Singapore government expands bug hunt with hacker rewards scheme
Singapore is offering payouts of up to $5,000 for white hackers to uncover security vulnerabilities in systems used by the public sector. The new scheme is the latest in the government’s efforts to involve the community in assessing its ICT infrastructure.
The Government Technology Agency (GovTech) said its new Vulnerability Rewards Programme was the third crowdsourced initiative it has adopted to enhance the security of its ICT systems. It also runs bug bounty and vulnerability disclosure programmes, the latter of which is available to the public to report potential security holes.
“The three crowdsourced vulnerability discovery programmes offer a blend of continuous reporting and seasonal in-depth testing capabilities that taps the larger community, in addition to routine penetration testing conducted by the government,” GovTech said in a statement Tuesday.
The government CIO office said the bug bounty programmes were “seasonal”, focusing on five to 10 critical and “high-profile” systems during each run. The new rewards scheme, though, would be ongoing and “continuously test” a wider range of critical ICT systems needed to deliver essential digital services, it said.
Depending on the severity of vulnerabilities uncovered, between $250 and $5,000 would be offered to hackers that are approved to participate in the rewards programme.
In addition, a special bounty of up to $150,000 could be awarded for vulnerabilities identified to potentially cause “exceptional impact” on selected systems and data. Details outlining such vulnerabilities would be provided to registered hackers and would apply only to selected government systems.

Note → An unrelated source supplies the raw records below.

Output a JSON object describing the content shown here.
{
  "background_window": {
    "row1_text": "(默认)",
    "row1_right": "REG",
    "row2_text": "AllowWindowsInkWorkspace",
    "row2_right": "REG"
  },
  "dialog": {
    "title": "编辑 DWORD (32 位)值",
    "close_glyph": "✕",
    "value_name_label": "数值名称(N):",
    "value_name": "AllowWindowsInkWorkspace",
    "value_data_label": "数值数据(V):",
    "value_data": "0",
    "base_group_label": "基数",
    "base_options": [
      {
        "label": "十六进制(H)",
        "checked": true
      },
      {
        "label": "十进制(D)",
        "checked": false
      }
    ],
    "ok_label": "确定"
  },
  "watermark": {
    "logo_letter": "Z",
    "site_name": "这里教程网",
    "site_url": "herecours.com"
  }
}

According to GovTech, the special bounty would be measured against global crowdsourced vulnerability programmes, such as those run by technology vendors such as Google and Microsoft.
The new rewards scheme would initially encompass three public-sector systems, namely, SingPass and CorpPass; member e-services under the Manpower Ministry and Central Provident Fund Board; and WorkPass Integrated System 2, which is operated by the Manpower Ministry.
The programme will also be extended to include more critical ICT systems progressively, GovTech said.
Only hackers who meet a set of criteria will be permitted to participate in the rewards scheme, with checks to be conducted by bug bounty operator, HackerOne.
Once approved, participants would have to conduct security assessments through a designated virtual private network gateway provided by HackerOne, and their access withdrawn if they breached the permitted rules of engagement.
GovTech’s assistant chief executive for governance and cybersecurity, Lim Bee Kwan, said the government agency first adopted crowdsourced vulnerability discovery programmes in 2018. Since then, it had worked with more than 1,000 hackers to identified 500 valid vulnerabilities.
“The new Vulnerability Rewards Programme will allow the government to further tap the global pool of cybersecurity talents to put our critical systems to the test, keeping citizens’ data secured to build a safe and secure smart nation,” Lim said.
As of August 2021, the Singapore government had run four bug bounties–each lasting two to three weeks–covering 33 systems. More than $100,000 had been dished out to participants.
The public vulnerability disclosure programme was launched in October 2019 and has led to more than 900 reported vulnerabilities, as of March 2021, involving 59 government agencies. Of those, at least 400 were valid bugs that have since been plugged.
A report last month revealed that half of vulnerabilities uncovered in 2020 via the Singapore government’s bug bounty and public disclosure programmes were valid. The public sector recorded a 44% increase in data incidents over the past year, though, none were assessed to be of “high severity”, according to the report by the Smart Nation and Digital Government Office.
Some 1,560 SingPass accounts, needed to access e-government services, were involved in a 2014 security breach where users received notifications that their passwords had been reset, despite not requesting to do so. The government then blamed the incident on the likely use of weak passwords or malware that could have been installed on the affected users’ personal devices. Two-factor authentication (2FA) was introduced the following year as part of efforts to strengthen security on the e-government platform.